The Psychology of the Notebook
We could add one further circumstantial element in support of an earlier date for MS R. How likely is it that Wordsworth would return to such an odd manuscript to use as the base material for preparatory drafting, after a six-year absence from it? How much of a psychological case can be made – either in favour of the poet writing across Coleridge's Poems (1796) only in 1800-1801 or at two different times?
The separate numbering of DC MS 28 and 30 encourages us to view these as two distinct manuscripts even though they are entered on the same paper in sections from the same interleaved book. This kind of separation is further enhanced in the Cornell series by their appearance in separate volumes (Home at Grasmere and Lyrical Ballads). Again, this serves to remind us that, however good the Cornell series is, the focus on the development of a single poem across multiple notebooks rather than on what is in a notebook partly distorts our response to manuscript materials.
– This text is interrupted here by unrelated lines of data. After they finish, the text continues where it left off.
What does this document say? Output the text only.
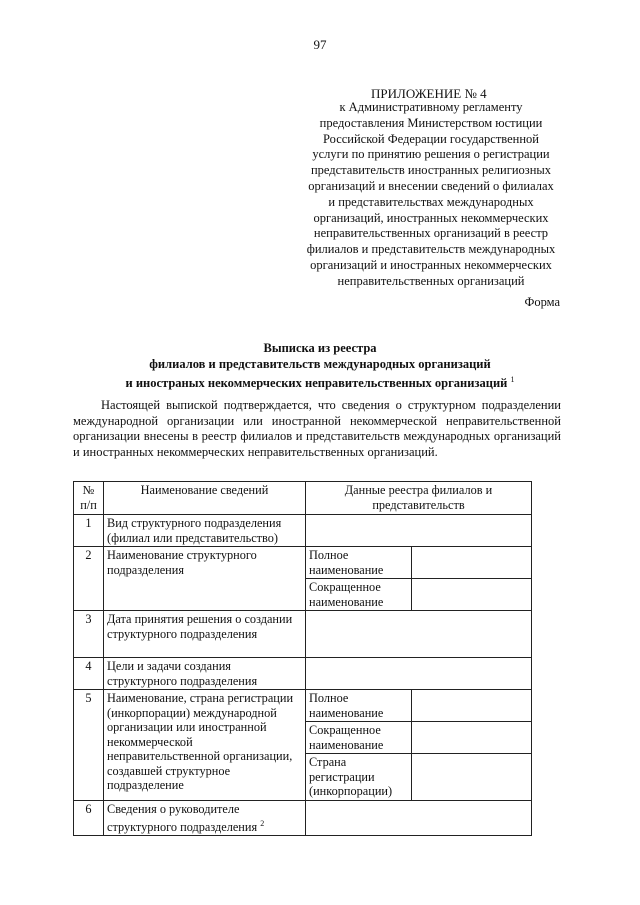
97
ПРИЛОЖЕНИЕ № 4
к Административному регламенту
предоставления Министерством юстиции
Российской Федерации государственной
услуги по принятию решения о регистрации
представительств иностранных религиозных
организаций и внесении сведений о филиалах
и представительствах международных
организаций, иностранных некоммерческих
неправительственных организаций в реестр
филиалов и представительств международных
организаций и иностранных некоммерческих
неправительственных организаций
Форма
Выписка из реестра
филиалов и представительств международных организаций
и иностраных некоммерческих неправительственных организаций $^1$
Настоящей выпиской подтверждается, что сведения о структурном подразделении международной организации или иностранной некоммерческой неправительственной организации внесены в реестр филиалов и представительств международных организаций и иностранных некоммерческих неправительственных организаций.
№ п/п	Наименование сведений	Данные реестра филиалов и представительств	
1	Вид структурного подразделения (филиал или представительство)		
2	Наименование структурного подразделения	Полное наименование	
		Сокращенное наименование	
3	Дата принятия решения о создании структурного подразделения		
4	Цели и задачи создания структурного подразделения		
5	Наименование, страна регистрации (инкорпорации) международной организации или иностранной некоммерческой неправительственной организации, создавшей структурное подразделение	Полное наименование	
		Сокращенное наименование	
		Страна регистрации (инкорпорации)	
6	Сведения о руководителе структурного подразделения $^2$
The fact that all other materials entered on this material relate to 1800 – including prose drafts towards Wordsworth's 1800 "Preface" at the end of DC MS 28, should be taken into account. If they are read in the light of each other then early "Michael" and the Home at Grasmere narratives and ensuing reflection can be seen to have a lot in common.
Conclusions: Where does this leave us?
Such scholarly and editorial debate is all very well, but where does it leave the reader working with MS R? In 1986, Kenneth Johnston, in a note to Wordsworth and The Recluse summarises the two sides of the debate – with Jonathan Wordsworth arguing for almost all composition in 1800 and Darlington for two periods of work in 1800-1806. He sides with Darlington: "I continue to follow Darlington's division because I find her evidence more persuasive, and believe that my critical reading of the poem gives added support to it" (370). However, Johnston does not engage directly with the dating of MS R. On the other hand, the Cornell Lyrical Ballads volume (1992), edited by James Butler and Karen Green follows Jonathan Wordsworth in favouring the earlier date for MS R. They suggest that it was "used by WW for draft work toward Home at Grasmere probably in 1800" (xxiv).
SUM: There is no unequivocal evidence for either date. However, this does also mean that there is no real evidence for privileging the 1806 date. It is perfectly possible that MS R is an earlier manuscript. If this is so, then the overall account of the structural organisation of the poem needs to allow for it. It is also worth considering that there may be different times of entry for different blocks of work in MS R. There is a clear distinction between the first section of Grasmere stories and the subsequent section beginning "No we are not alone". This distinction is further maintained within MS B where they are copied onto discrete inserted gatherings sewn in to the later notebook.